Solved: Re: Delayed data refresh in SQL Analytical Endpoin...

FelixL · ‎11-20-2023

I am currently working on moving from Synapse Serverless SQL to Fabric SQL Analytical Endpoint for reading my external Delta Lake tables (Managed and updated in Azure Synapse, and linked to Fabric Lakehouse using ADLS Gen2 shortcuts). However, I am facing issues with the data not being refreshed in a timely manner in Fabric, where it is always up-to-date the second the underlying Delta Lake table is updated when reading through Synapse Serverless.

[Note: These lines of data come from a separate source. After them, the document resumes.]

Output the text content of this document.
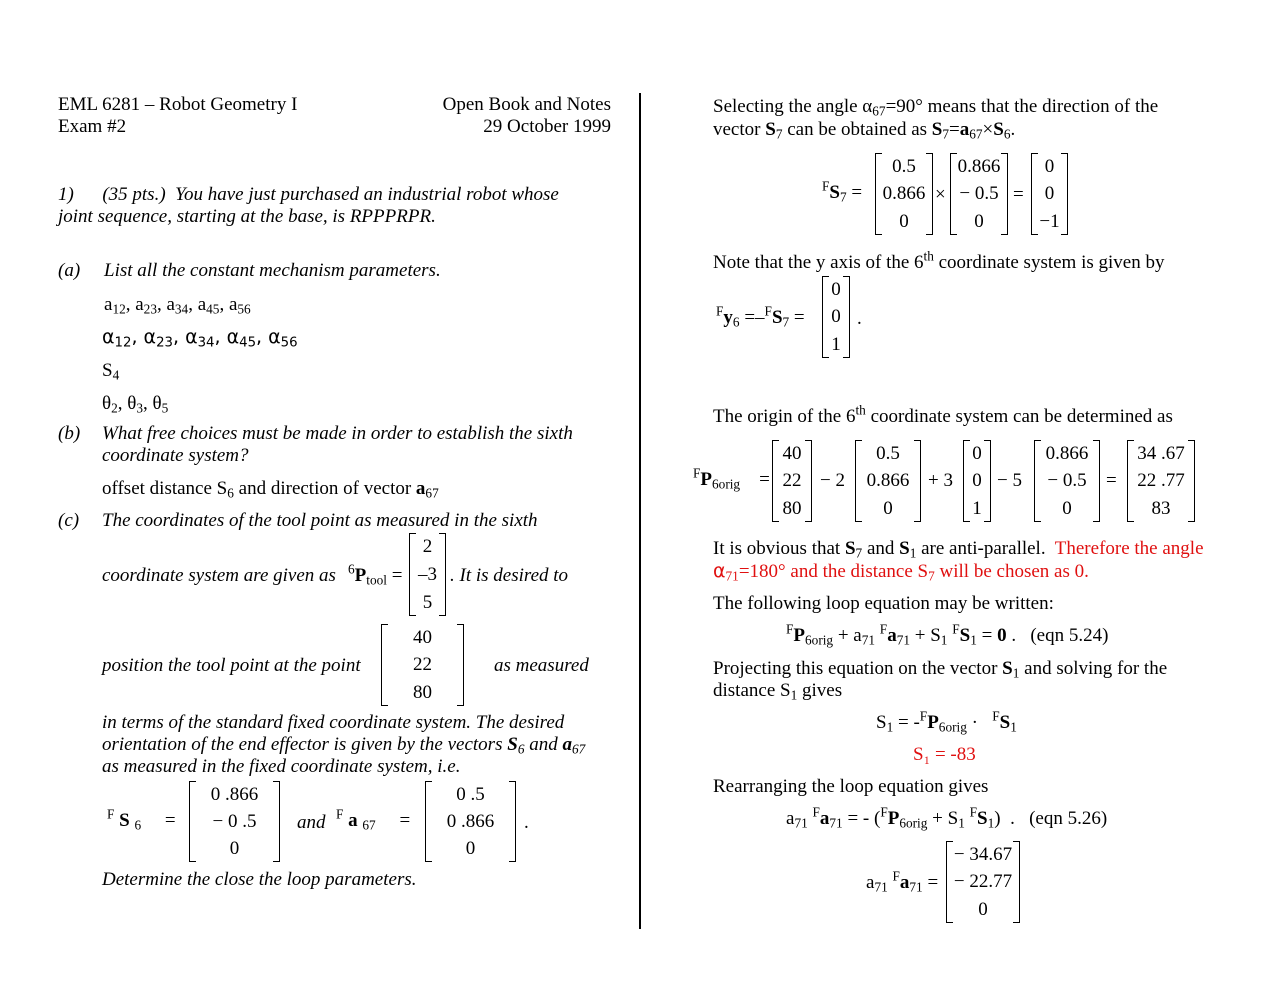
EML 6281 – Robot Geometry I
Exam #2
Open Book and Notes
29 October 1999
1) (35 pts.) You have just purchased an industrial robot whose
joint sequence, starting at the base, is RPPPRPR.
(a) List all the constant mechanism parameters.
$a_{12}$, $a_{23}$, $a_{34}$, $a_{45}$, $a_{56}$
$\alpha_{12}$, $\alpha_{23}$, $\alpha_{34}$, $\alpha_{45}$, $\alpha_{56}$
$S_4$
$\theta_2$, $\theta_3$, $\theta_5$
(b) What free choices must be made in order to establish the sixth
coordinate system?
offset distance $S_6$ and direction of vector $a_{67}$
(c) The coordinates of the tool point as measured in the sixth
coordinate system are given as $^6P_{tool}$ =
2
–3
5
. It is desired to
position the tool point at the point
40
22
80
as measured
in terms of the standard fixed coordinate system. The desired
orientation of the end effector is given by the vectors $S_6$ and $a_{67}$
as measured in the fixed coordinate system, i.e.
$^F$ S $_6$     =
0 .866
− 0 .5
0
and $^F$ a $_{67}$     =
0 .5
0 .866
0
.
Determine the close the loop parameters.
Selecting the angle $\alpha_{67}=90^\circ$ means that the direction of the
vector $S_7$ can be obtained as $S_7=a_{67}\times S_6$.
$^FS_7$ =
0.5
0.866
0
×
0.866
− 0.5
0
=
0
0
−1
Note that the y axis of the 6th coordinate system is given by
$^Fy_6 =-^FS_7$ =
0
0
1
.
The origin of the 6th coordinate system can be determined as
$^FP_{6orig}$    =
40
22
80
− 2
0.5
0.866
0
+ 3
0
0
1
− 5
0.866
− 0.5
0
=
34 .67
22 .77
83
It is obvious that $S_7$ and $S_1$ are anti-parallel. Therefore the angle
$\alpha_{71}=180^\circ$ and the distance $S_7$ will be chosen as 0.
The following loop equation may be written:
$^FP_{6orig} + a_{71}$ $^Fa_{71} + S_1$ $^FS_1 = 0$ .   (eqn 5.24)
Projecting this equation on the vector $S_1$ and solving for the
distance $S_1$ gives
$S_1 = -^FP_{6orig} \cdot ^FS_1$
S₁ = -83
Rearranging the loop equation gives
$a_{71}$ $^Fa_{71}$ = - ($^FP_{6orig} + S_1$ $^FS_1$)  .   (eqn 5.26)
$a_{71}$ $^Fa_{71}$ =
− 34.67
− 22.77
0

When I run my Azure Synapse pipelines and refresh my Delta Lake tables I also trigger Power BI dataset refreshes at the end of every pipeline, to load any updated data into Power BI. This works flawlessly when using Synapse Serverless as source, but fails about 50% of the time when using Fabric SQL Analytical Endpoint. The data being read from Fabric is sometimes the newest data, and sometimes old (yesterdays) data - even though the dataset refresh is triggered by the same pipeline that has updated the data, so i KNOW the data is updated at the time of refresing the dataset.

Adding a "wait" activity in my pipelines seem to (mostly) solve the problem. Around 10-15 minutes wait seem to do the trick. But this is never needed when using Synapse Serverless.

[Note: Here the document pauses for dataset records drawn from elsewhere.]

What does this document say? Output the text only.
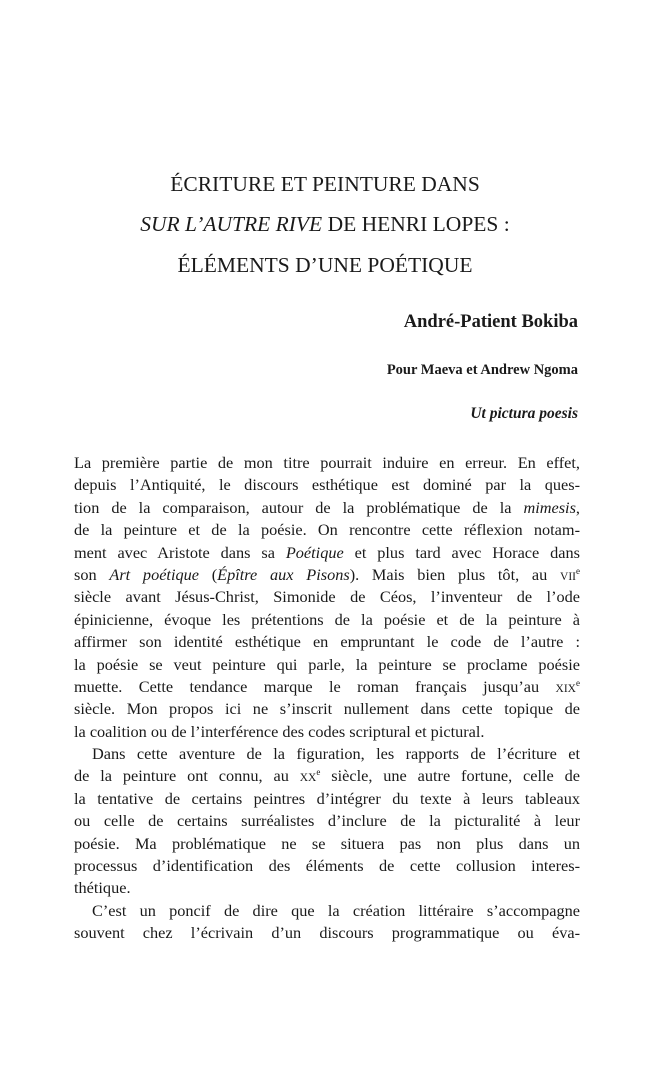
ÉCRITURE ET PEINTURE DANS
SUR L’AUTRE RIVE DE HENRI LOPES :
ÉLÉMENTS D’UNE POÉTIQUE
André-Patient Bokiba
Pour Maeva et Andrew Ngoma
Ut pictura poesis
La première partie de mon titre pourrait induire en erreur. En effet,
depuis l’Antiquité, le discours esthétique est dominé par la ques-
tion de la comparaison, autour de la problématique de la mimesis,
de la peinture et de la poésie. On rencontre cette réflexion notam-
ment avec Aristote dans sa Poétique et plus tard avec Horace dans
son Art poétique (Épître aux Pisons). Mais bien plus tôt, au VIIe
siècle avant Jésus-Christ, Simonide de Céos, l’inventeur de l’ode
épinicienne, évoque les prétentions de la poésie et de la peinture à
affirmer son identité esthétique en empruntant le code de l’autre :
la poésie se veut peinture qui parle, la peinture se proclame poésie
muette. Cette tendance marque le roman français jusqu’au XIXe
siècle. Mon propos ici ne s’inscrit nullement dans cette topique de
la coalition ou de l’interférence des codes scriptural et pictural.
Dans cette aventure de la figuration, les rapports de l’écriture et
de la peinture ont connu, au XXe siècle, une autre fortune, celle de
la tentative de certains peintres d’intégrer du texte à leurs tableaux
ou celle de certains surréalistes d’inclure de la picturalité à leur
poésie. Ma problématique ne se situera pas non plus dans un
processus d’identification des éléments de cette collusion interes-
thétique.
C’est un poncif de dire que la création littéraire s’accompagne
souvent chez l’écrivain d’un discours programmatique ou éva-
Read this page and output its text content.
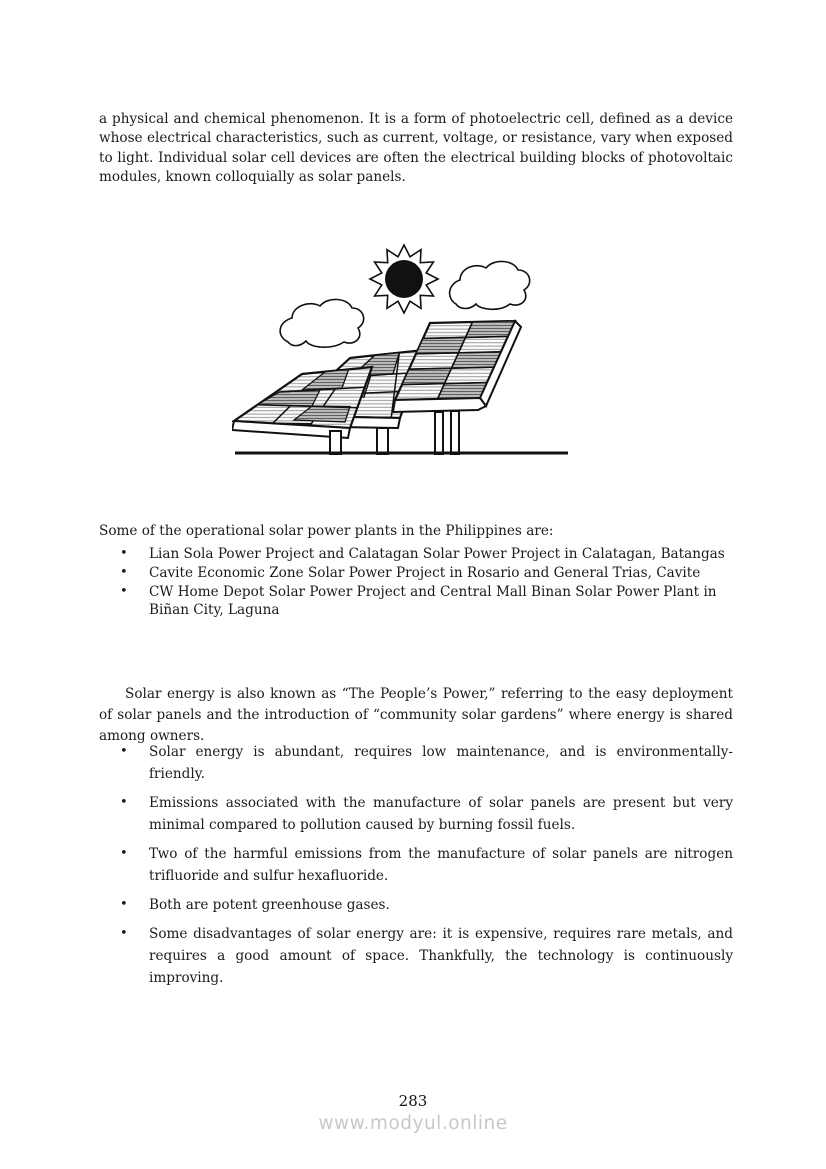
a physical and chemical phenomenon. It is a form of photoelectric cell, defined as a device whose electrical characteristics, such as current, voltage, or resistance, vary when exposed to light. Individual solar cell devices are often the electrical building blocks of photovoltaic modules, known colloquially as solar panels.

Some of the operational solar power plants in the Philippines are:

• Lian Sola Power Project and Calatagan Solar Power Project in Calatagan, Batangas
• Cavite Economic Zone Solar Power Project in Rosario and General Trias, Cavite
• CW Home Depot Solar Power Project and Central Mall Binan Solar Power Plant in Biñan City, Laguna

Solar energy is also known as “The People’s Power,” referring to the easy deployment of solar panels and the introduction of “community solar gardens” where energy is shared among owners.

• Solar energy is abundant, requires low maintenance, and is environmentally-friendly.
• Emissions associated with the manufacture of solar panels are present but very minimal compared to pollution caused by burning fossil fuels.
• Two of the harmful emissions from the manufacture of solar panels are nitrogen trifluoride and sulfur hexafluoride.
• Both are potent greenhouse gases.
• Some disadvantages of solar energy are: it is expensive, requires rare metals, and requires a good amount of space. Thankfully, the technology is continuously improving.
283
www.modyul.online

Does Fabric SQL Analytical Endpoint work differently than Synapse Serverless in some fundamental way? Does Fabric keep some kind of cache for external Delta Lake table data, that could explain why I sometimes see an up to 15 minute lagg before the SQL Analytical Endpoint is refreshed? I was hoping the endpoint would simply read the Delta Lake tables as they are, on the lake, but something else seems to be happening here, and it really is a worse experience than using Azure Synapse Sevrerless SQL for this purpose.

Anyone else seen similar things?

Thanks,

AndyDDC · ‎11-23-2023

So my info from Microsoft is that it should take a few seconds to a minute for the SQL Endpoint to discover the updated delta logs. They did have an issue which was fixed apparently.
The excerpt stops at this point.